DRESDEN (ADN). Das Tarifsystem Phönix hat sich nach Einschätzung der Christlichen Gewerkschaft Metall (CGM) nicht als Flächentarifsystem durchgesetzt. Der Arbeitgeberverband Ostmetall und die CGM hatten zum 1. Juni 1998 das Tarifsystem "Phönix" aus der Taufe gehoben. Es läßt eine weitergehende Flexibilisierung zu, als die mit der IG Metall abgeschlossenen Tarifverträge. Der CGM-Bundesvorsitzende Sigfrid Ehret sagte anläßlich eines Treffens internationaler christlicher Gewerkschaften am Mittwoch vor Journalisten in Dresden, Phönix sei nur in einigen Betrieben komplett oder in Teilbereichen umgesetzt worden. Das weitere "Zerbröseln" des Flächentarifvertrages in der Metallbranche habe durch Phönix nicht gestoppt werden können.
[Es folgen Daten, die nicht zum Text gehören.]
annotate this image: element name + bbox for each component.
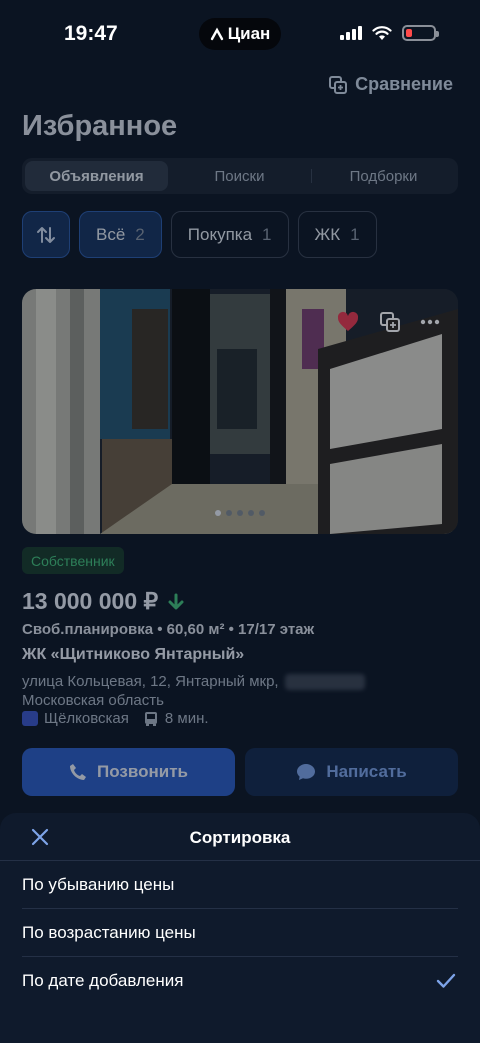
filter-chip-label: Всё (96, 224, 126, 244)
compare-label: Сравнение (355, 74, 453, 94)
listing-complex[interactable]: ЖК «Щитниково Янтарный» (22, 646, 244, 664)
call-button[interactable]: Позвонить (22, 748, 235, 796)
redacted-text (284, 674, 365, 691)
wifi-icon (372, 25, 392, 40)
brand-name: Циан (227, 24, 271, 43)
sort-option-price-asc[interactable]: По возрастанию цены (22, 909, 458, 957)
listing-price-row: 13 000 000 ₽ (22, 588, 184, 615)
pagination-dot (226, 510, 232, 516)
filter-chip-count: 1 (350, 224, 360, 244)
tab-listings[interactable]: Объявления (25, 161, 168, 191)
filter-chip-all[interactable]: Всё 2 (79, 211, 162, 258)
sort-sheet-header: Сортировка (0, 813, 480, 861)
status-bar: 19:47 Циан (0, 0, 480, 70)
status-icons (340, 25, 439, 41)
chat-icon (297, 764, 316, 780)
tabs: Объявления Поиски Подборки (22, 158, 458, 194)
signal-icon (340, 26, 362, 40)
filter-chip-count: 1 (262, 224, 272, 244)
more-icon[interactable] (420, 319, 440, 325)
compare-icon (329, 75, 348, 94)
tab-collections[interactable]: Подборки (312, 161, 455, 191)
listing-details: Своб.планировка • 60,60 м² • 17/17 этаж (22, 621, 315, 638)
metro-time: 8 мин. (164, 710, 209, 727)
listing-price: 13 000 000 ₽ (22, 588, 159, 614)
status-time: 19:47 (64, 22, 118, 45)
phone-icon (70, 764, 87, 780)
address-line-1: улица Кольцевая, 12, Янтарный мкр, (22, 673, 279, 690)
owner-badge: Собственник (22, 547, 124, 574)
address-line-2: Московская область (22, 692, 164, 709)
page-title: Избранное (22, 110, 178, 142)
cian-logo-icon (210, 27, 223, 41)
sort-sheet: Сортировка По убыванию цены По возрастан… (0, 813, 480, 1043)
sort-option-label: По дате добавления (22, 971, 184, 990)
listing-metro: Щёлковская 8 мин. (22, 710, 209, 727)
write-button[interactable]: Написать (245, 748, 458, 796)
battery-icon (402, 25, 439, 41)
write-label: Написать (326, 762, 407, 781)
pagination-dot (248, 510, 254, 516)
sort-sheet-title: Сортировка (189, 828, 291, 847)
check-icon (436, 973, 456, 988)
metro-station: Щёлковская (44, 710, 129, 727)
pagination-dot (237, 510, 243, 516)
compare-icon[interactable] (380, 312, 400, 332)
filter-chips: Всё 2 Покупка 1 ЖК 1 (22, 211, 377, 258)
sort-button[interactable] (22, 211, 70, 258)
sort-option-label: По возрастанию цены (22, 922, 196, 942)
listing-address: улица Кольцевая, 12, Янтарный мкр, Моско… (22, 672, 365, 710)
sort-option-date-added[interactable]: По дате добавления (22, 957, 458, 1005)
filter-chip-label: Покупка (187, 224, 253, 244)
photo-pagination (22, 510, 458, 516)
sort-arrows-icon (37, 226, 55, 243)
filter-chip-complex[interactable]: ЖК 1 (297, 211, 377, 258)
filter-chip-purchase[interactable]: Покупка 1 (170, 211, 289, 258)
sort-option-price-desc[interactable]: По убыванию цены (22, 861, 458, 909)
pagination-dot (215, 510, 221, 516)
price-down-icon (168, 593, 184, 609)
filter-chip-count: 2 (135, 224, 145, 244)
sort-option-label: По убыванию цены (22, 874, 175, 894)
filter-chip-label: ЖК (314, 224, 341, 244)
photo-actions (336, 311, 440, 333)
heart-icon[interactable] (336, 311, 360, 333)
pagination-dot (259, 510, 265, 516)
tab-searches[interactable]: Поиски (168, 161, 311, 191)
metro-icon (22, 711, 38, 726)
brand-pill: Циан (199, 18, 281, 50)
compare-link[interactable]: Сравнение (329, 74, 453, 95)
call-label: Позвонить (97, 762, 188, 781)
bus-icon (144, 711, 157, 726)
listing-actions: Позвонить Написать (22, 748, 458, 796)
listing-photo[interactable] (22, 289, 458, 534)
Damit hätten sich die Erwartungen der CGM nicht erfüllt. Ehret würdigte Phönix dennoch als System, mit dem "tarifpolitische Innovationen" gelungen seien. Er rechne damit, daß Phönix auf lange Sicht auch auf Flächentarifverträge in den alten Ländern "wirken" werde. In den kommenden fünf Jahren würden viele Betriebe im Westen die Bindungen zu Flächentarifverträgen lösen und sich neu "orientieren". Es werde jedoch "enorme Zeit" brauchen, bis Neuerungen wie Phönix auch in den alten Ländern angewandt würden.

Die IG Metall sprach von einem "Tarifvertrag light". Aus ihrer Sicht ist die CGM keine tariffähige Gewerkschaft, da sie kaum über Mitglieder verfüge. Ostmetall und CGM legen halbjährlich einen Standortbericht für die Metall- und Elektroindustrie in Sachsen, Sachsen-Anhalt und Thüringen vor. Das Tarifsystem hatte deutschlandweit für Aufsehen gesorgt.

Die Christliche Gewerkschaft Metall verfügt eigenen Angaben zufolge bundesweit über rund 102 000 Mitglieder. Davon stammen rund 15 500 aus den neuen Bundesländern.